Skip to main content

34.3.2 Complex Regexp Example

Here is a complicated regexp which was formerly used by Emacs to recognize the end of a sentence together with any whitespace that follows. (Nowadays Emacs uses a similar but more complex default regexp constructed by the function sentence-end. See Standard Regexps.)

Below, we show first the regexp as a string in Lisp syntax (to distinguish spaces from tab characters), and then the result of evaluating it. The string constant begins and ends with a double-quote. ‘\"’ stands for a double-quote as part of the string, ‘\\’ for a backslash as part of the string, ‘\t’ for a tab and ‘\n’ for a newline.

"[.?!][]\"')}]*\\($\\| $\\|\t\\|  \\)[ \t\n]*"
⇒ "[.?!][]\"')}]*\\($\\| $\\| \\|  \\)[
]*"

In the output, tab and newline appear as themselves.

This regular expression contains four parts in succession and can be deciphered as follows:

[.?!]

The first part of the pattern is a character alternative that matches any one of three characters: period, question mark, and exclamation mark. The match must begin with one of these three characters. (This is one point where the new default regexp used by Emacs differs from the old. The new value also allows some non-ASCII characters that end a sentence without any following whitespace.)

[]\"')}]*​

The second part of the pattern matches any closing braces and quotation marks, zero or more of them, that may follow the period, question mark or exclamation mark. The \" is Lisp syntax for a double-quote in a string. The ‘*’ at the end indicates that the immediately preceding regular expression (a character alternative, in this case) may be repeated zero or more times.

\\($\\| $\\|\t\\|  \\)​

The third part of the pattern matches the whitespace that follows the end of a sentence: the end of a line (optionally with a space), or a tab, or two spaces. The double backslashes mark the parentheses and vertical bars as regular expression syntax; the parentheses delimit a group and the vertical bars separate alternatives. The dollar sign is used to match the end of a line.

[ \t\n]*​

Finally, the last part of the pattern matches any additional whitespace beyond the minimum needed to end a sentence.

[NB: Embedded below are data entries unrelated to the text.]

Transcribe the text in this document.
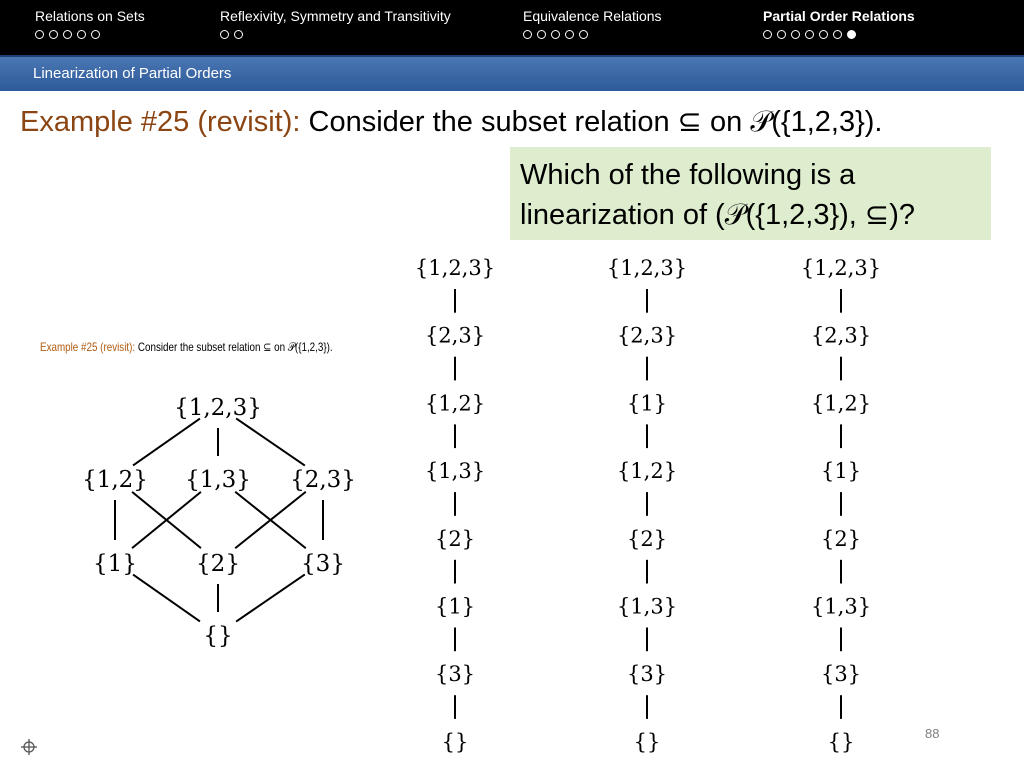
Relations on Sets	Reflexivity, Symmetry and Transitivity	Equivalence Relations	Partial Order Relations
Linearization of Partial Orders
Example #25 (revisit): Consider the subset relation ⊆ on 𝒫({1,2,3}).
Which of the following is a
linearization of (𝒫({1,2,3}), ⊆)?
Example #25 (revisit): Consider the subset relation ⊆ on 𝒫({1,2,3}).
{1,2,3}
{1,2} {1,3} {2,3}
{1}	{2}	{3}
{}
{1,2,3}
{2,3}
{1,2}
{1,3}
{2}
{1}
{3}
{}
{1,2,3}
{2,3}
{1}
{1,2}
{2}
{1,3}
{3}
{}
{1,2,3}
{2,3}
{1,2}
{1}
{2}
{1,3}
{3}
{}	88
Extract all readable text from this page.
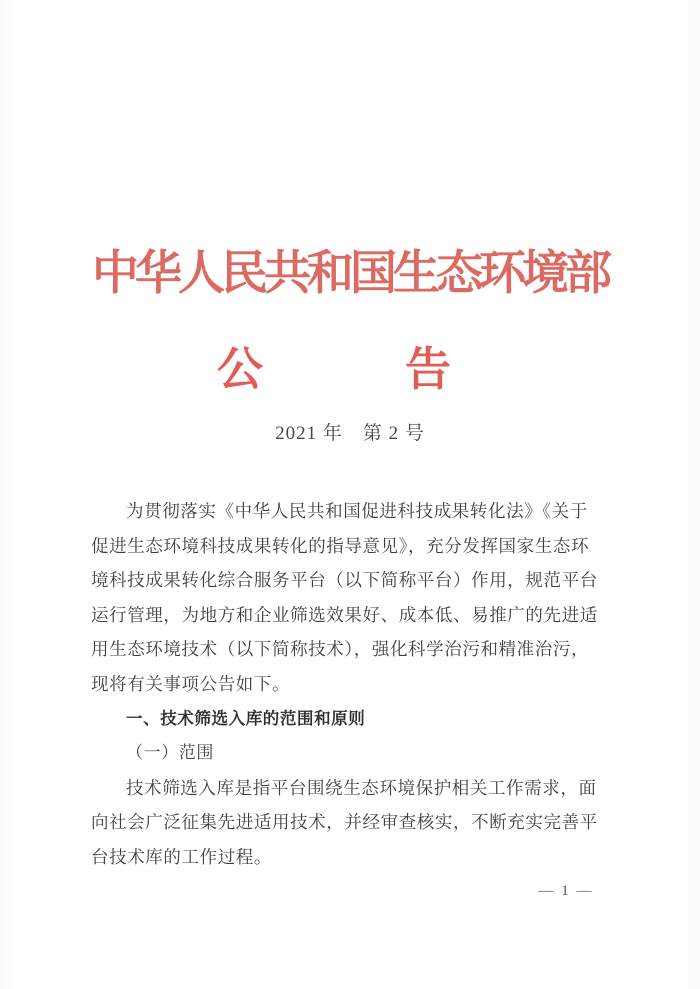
中华人民共和国生态环境部
公	告
2021 年　第 2 号
为贯彻落实《中华人民共和国促进科技成果转化法》《关于
促进生态环境科技成果转化的指导意见》，充分发挥国家生态环
境科技成果转化综合服务平台（以下简称平台）作用，规范平台
运行管理，为地方和企业筛选效果好、成本低、易推广的先进适
用生态环境技术（以下简称技术），强化科学治污和精准治污，
现将有关事项公告如下。
一、技术筛选入库的范围和原则
（一）范围
技术筛选入库是指平台围绕生态环境保护相关工作需求，面
向社会广泛征集先进适用技术，并经审查核实，不断充实完善平
台技术库的工作过程。
— 1 —
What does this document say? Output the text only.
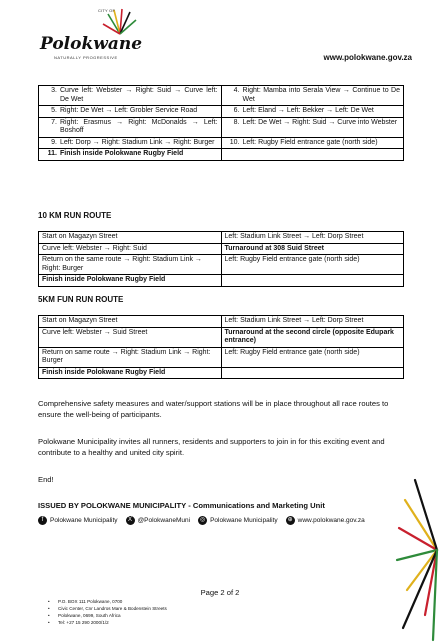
CITY OF
Polokwane
NATURALLY PROGRESSIVE	www.polokwane.gov.za
3. Curve left: Webster → Right: Suid → Curve left: De Wet	4. Right: Mamba into Serala View → Continue to De Wet

5. Right: De Wet → Left: Grobler Service Road	6. Left: Eland → Left: Bekker → Left: De Wet

7. Right: Erasmus → Right: McDonalds → Left: Boshoff	8. Left: De Wet → Right: Suid → Curve into Webster

9. Left: Dorp → Right: Stadium Link → Right: Burger	10. Left: Rugby Field entrance gate (north side)

11. Finish inside Polokwane Rugby Field	

10 KM RUN ROUTE
Start on Magazyn Street	Left: Stadium Link Street → Left: Dorp Street
Curve left: Webster → Right: Suid	Turnaround at 308 Suid Street
Return on the same route → Right: Stadium Link → Right: Burger	Left: Rugby Field entrance gate (north side)
Finish inside Polokwane Rugby Field	
5KM FUN RUN ROUTE
Start on Magazyn Street	Left: Stadium Link Street → Left: Dorp Street
Curve left: Webster → Suid Street	Turnaround at the second circle (opposite Edupark entrance)
Return on same route → Right: Stadium Link → Right: Burger	Left: Rugby Field entrance gate (north side)
Finish inside Polokwane Rugby Field	
Comprehensive safety measures and water/support stations will be in place throughout all race routes to ensure the well-being of participants.
Polokwane Municipality invites all runners, residents and supporters to join in for this exciting event and contribute to a healthy and united city spirit.
End!
ISSUED BY POLOKWANE MUNICIPALITY - Communications and Marketing Unit
f	Polokwane Municipality	X @PolokwaneMuni	◎ Polokwane Municipality	⊕ www.polokwane.gov.za
Page 2 of 2
• P.O. BOX 111 Polokwane, 0700
• Civic Center, Cnr Landros Mare & Bodenstein Streets
• Polokwane, 0699, South Africa
• Tel: +27 15 290 2000/1/2
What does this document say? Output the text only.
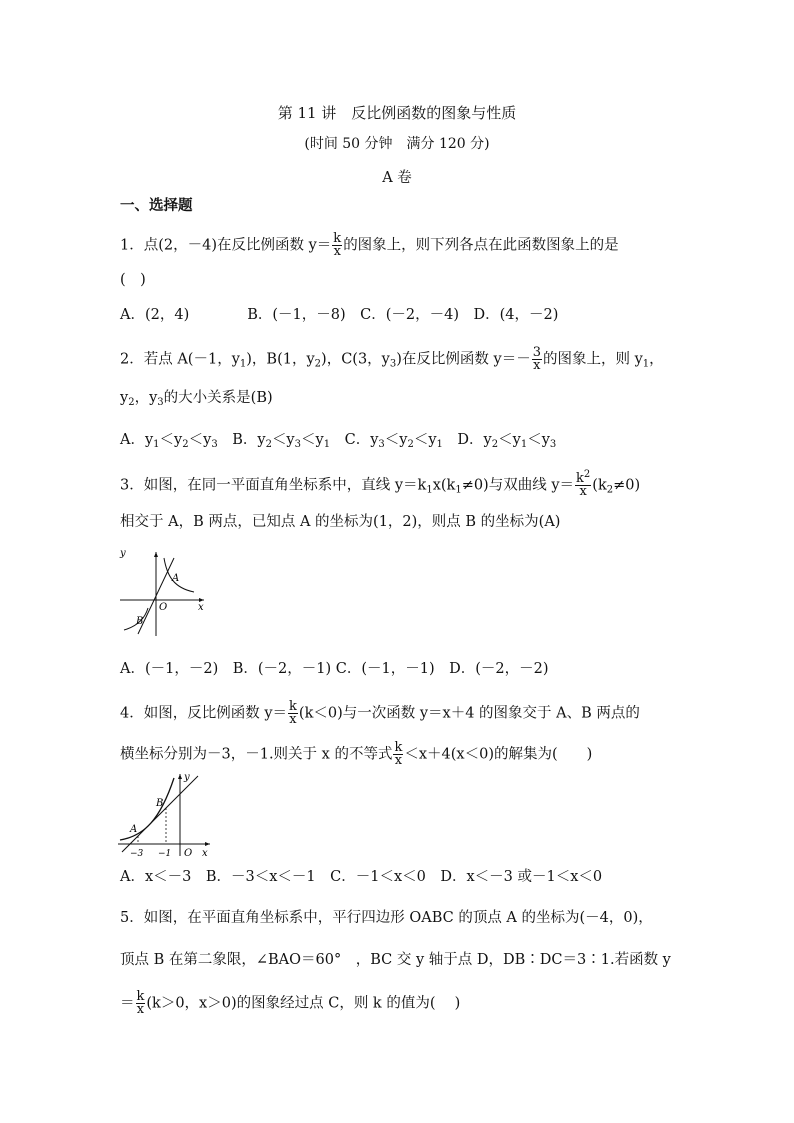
第 11 讲　反比例函数的图象与性质
(时间 50 分钟　满分 120 分)
A 卷
一、选择题
1．点(2，－4)在反比例函数 $y= \frac{k}{x}$ 的图象上，则下列各点在此函数图象上的是
(　)
A．(2，4)　　　　B．(－1，－8)　C．(－2，－4)　D．(4，－2)
2．若点 A(－1，$y_1$)，B(1，$y_2$)，C(3，$y_3$)在反比例函数 $y=- \frac{3}{x}$ 的图象上，则 $y_1$，
$y_2$，$y_3$的大小关系是(B)
A．$y_1<y_2<y_3$　B．$y_2<y_3<y_1$　C．$y_3<y_2<y_1$　D．$y_2<y_1<y_3$
3．如图，在同一平面直角坐标系中，直线 $y=k_1x(k_1\ne 0)$与双曲线 $y= \frac{k^2}{x} (k_2\ne 0)$
相交于 A，B 两点，已知点 A 的坐标为(1，2)，则点 B 的坐标为(A)
y
x
O
A
B
A．(－1，－2)　B．(－2，－1) C．(－1，－1)　D．(－2，－2)
4．如图，反比例函数 $y= \frac{k}{x} (k<0)$与一次函数 y＝x＋4 的图象交于 A、B 两点的
横坐标分别为－3，－1.则关于 x 的不等式 $\frac{k}{x} <x+4(x<0)$的解集为(　　)
A
B
y
x
O
−3 −1
A．x＜－3　B．－3＜x＜－1　C．－1＜x＜0　D．x＜－3 或－1＜x＜0
5．如图，在平面直角坐标系中，平行四边形 OABC 的顶点 A 的坐标为(－4，0)，
顶点 B 在第二象限，∠BAO＝60°　，BC 交 y 轴于点 D，DB∶DC＝3∶1.若函数 y
＝ $\frac{k}{x} (k>0$，x＞0)的图象经过点 C，则 k 的值为(　 )
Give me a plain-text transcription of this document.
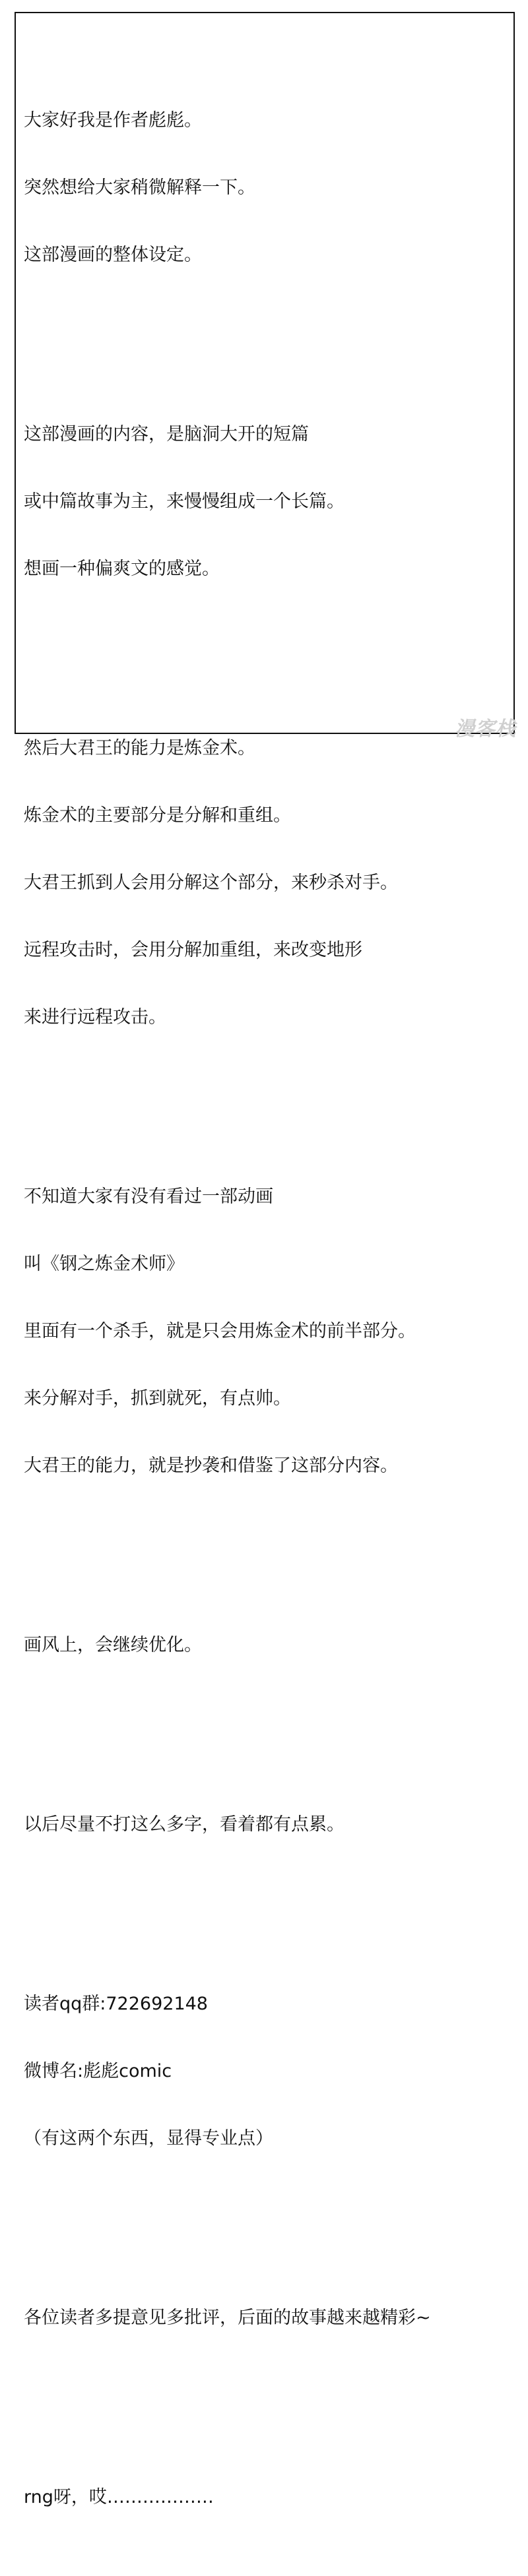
大家好我是作者彪彪。

突然想给大家稍微解释一下。

这部漫画的整体设定。

这部漫画的内容，是脑洞大开的短篇

或中篇故事为主，来慢慢组成一个长篇。

想画一种偏爽文的感觉。

然后大君王的能力是炼金术。

炼金术的主要部分是分解和重组。

大君王抓到人会用分解这个部分，来秒杀对手。

远程攻击时，会用分解加重组，来改变地形

来进行远程攻击。

不知道大家有没有看过一部动画

叫《钢之炼金术师》

里面有一个杀手，就是只会用炼金术的前半部分。

来分解对手，抓到就死，有点帅。

大君王的能力，就是抄袭和借鉴了这部分内容。

画风上，会继续优化。

以后尽量不打这么多字，看着都有点累。

读者qq群:722692148

微博名:彪彪comic

（有这两个东西，显得专业点）

各位读者多提意见多批评，后面的故事越来越精彩~

rng呀，哎………………

漫客栈
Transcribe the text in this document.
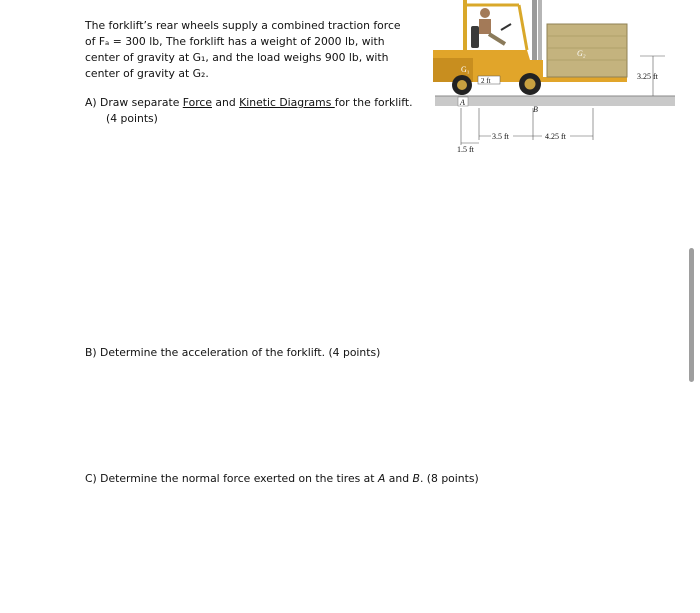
The forklift’s rear wheels supply a combined traction force
of Fₐ = 300 lb, The forklift has a weight of 2000 lb, with
center of gravity at G₁, and the load weighs 900 lb, with
center of gravity at G₂.
A) Draw separate Force and Kinetic Diagrams for the forklift.
(4 points)
B) Determine the acceleration of the forklift. (4 points)
C) Determine the normal force exerted on the tires at A and B. (8 points)
G₁
2 ft
G₂
3.25 ft
A
B
3.5 ft	4.25 ft
1.5 ft
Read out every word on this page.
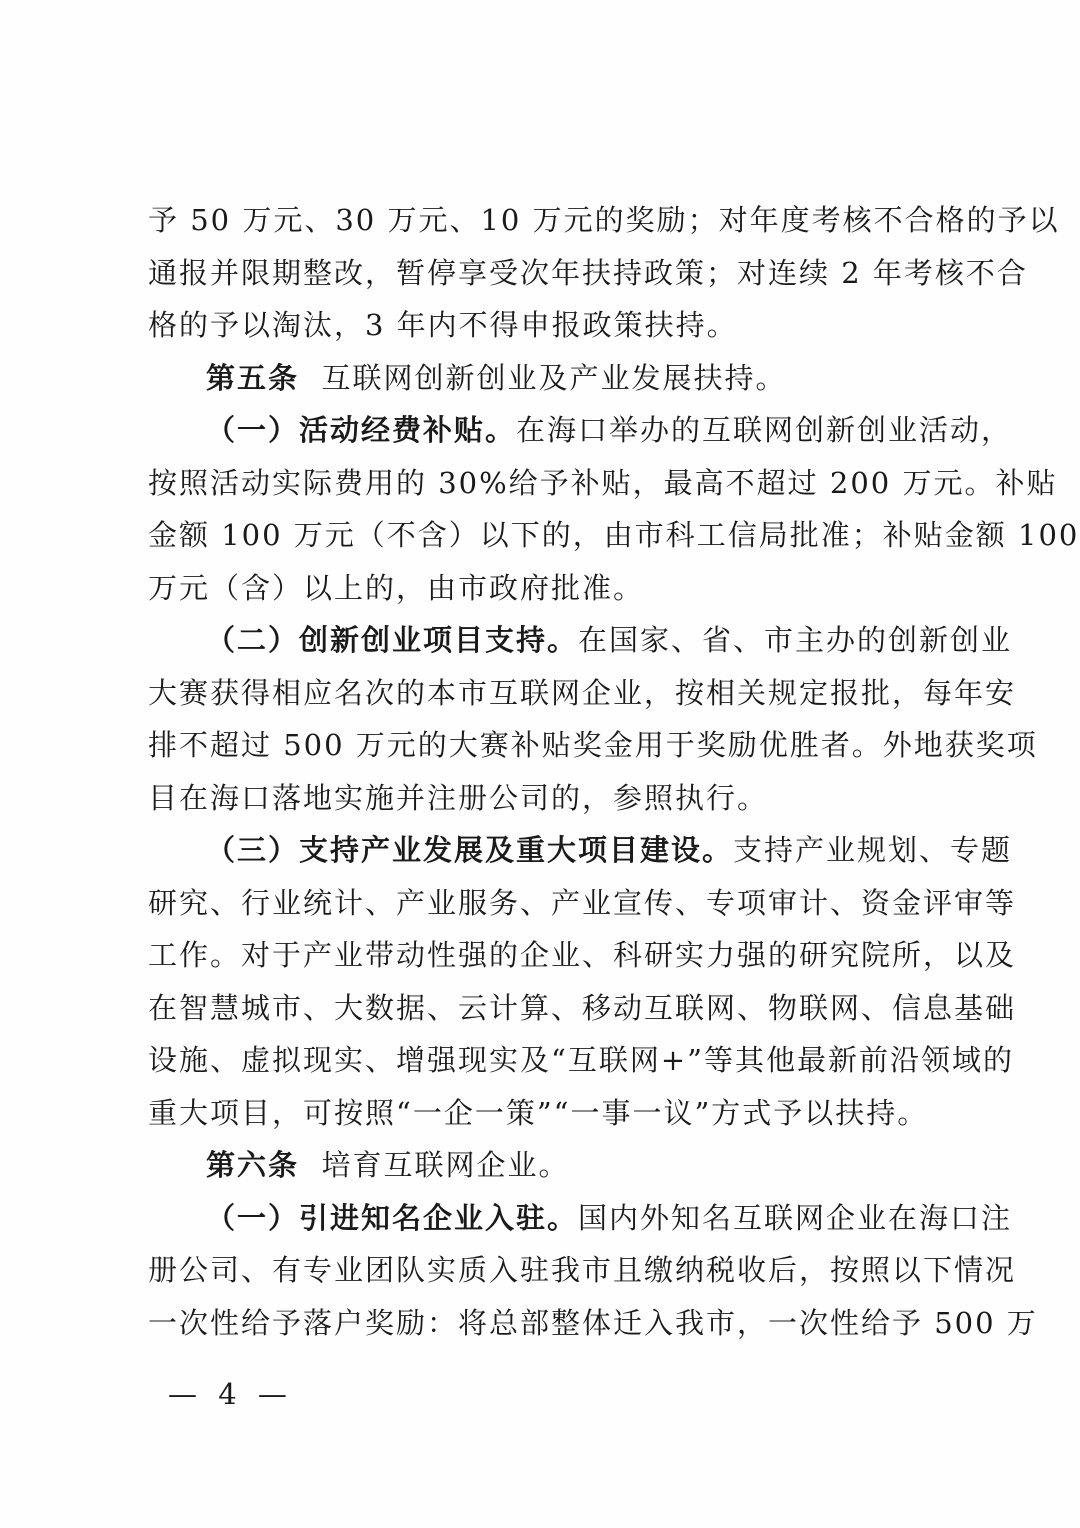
予 50 万元、30 万元、10 万元的奖励；对年度考核不合格的予以
通报并限期整改，暂停享受次年扶持政策；对连续 2 年考核不合
格的予以淘汰，3 年内不得申报政策扶持。
第五条 互联网创新创业及产业发展扶持。
（一）活动经费补贴。在海口举办的互联网创新创业活动，
按照活动实际费用的 30%给予补贴，最高不超过 200 万元。补贴
金额 100 万元（不含）以下的，由市科工信局批准；补贴金额 100
万元（含）以上的，由市政府批准。
（二）创新创业项目支持。在国家、省、市主办的创新创业
大赛获得相应名次的本市互联网企业，按相关规定报批，每年安
排不超过 500 万元的大赛补贴奖金用于奖励优胜者。外地获奖项
目在海口落地实施并注册公司的，参照执行。
（三）支持产业发展及重大项目建设。支持产业规划、专题
研究、行业统计、产业服务、产业宣传、专项审计、资金评审等
工作。对于产业带动性强的企业、科研实力强的研究院所，以及
在智慧城市、大数据、云计算、移动互联网、物联网、信息基础
设施、虚拟现实、增强现实及“互联网+”等其他最新前沿领域的
重大项目，可按照“一企一策”“一事一议”方式予以扶持。
第六条 培育互联网企业。
（一）引进知名企业入驻。国内外知名互联网企业在海口注
册公司、有专业团队实质入驻我市且缴纳税收后，按照以下情况
一次性给予落户奖励：将总部整体迁入我市，一次性给予 500 万
— 4 —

In the rx notation (see Rx Notation), the regexp could be written

(rx (any ".?!")                    ; Punctuation ending sentence.
(zero-or-more (any "\"')]}")) ; Closing quotes or brackets.
(or line-end
(seq " " line-end)
"\t"
" ") ; Two spaces.
(zero-or-more (any "\t\n "))) ; Optional extra whitespace.

Since rx regexps are just S-expressions, they can be formatted and commented as such.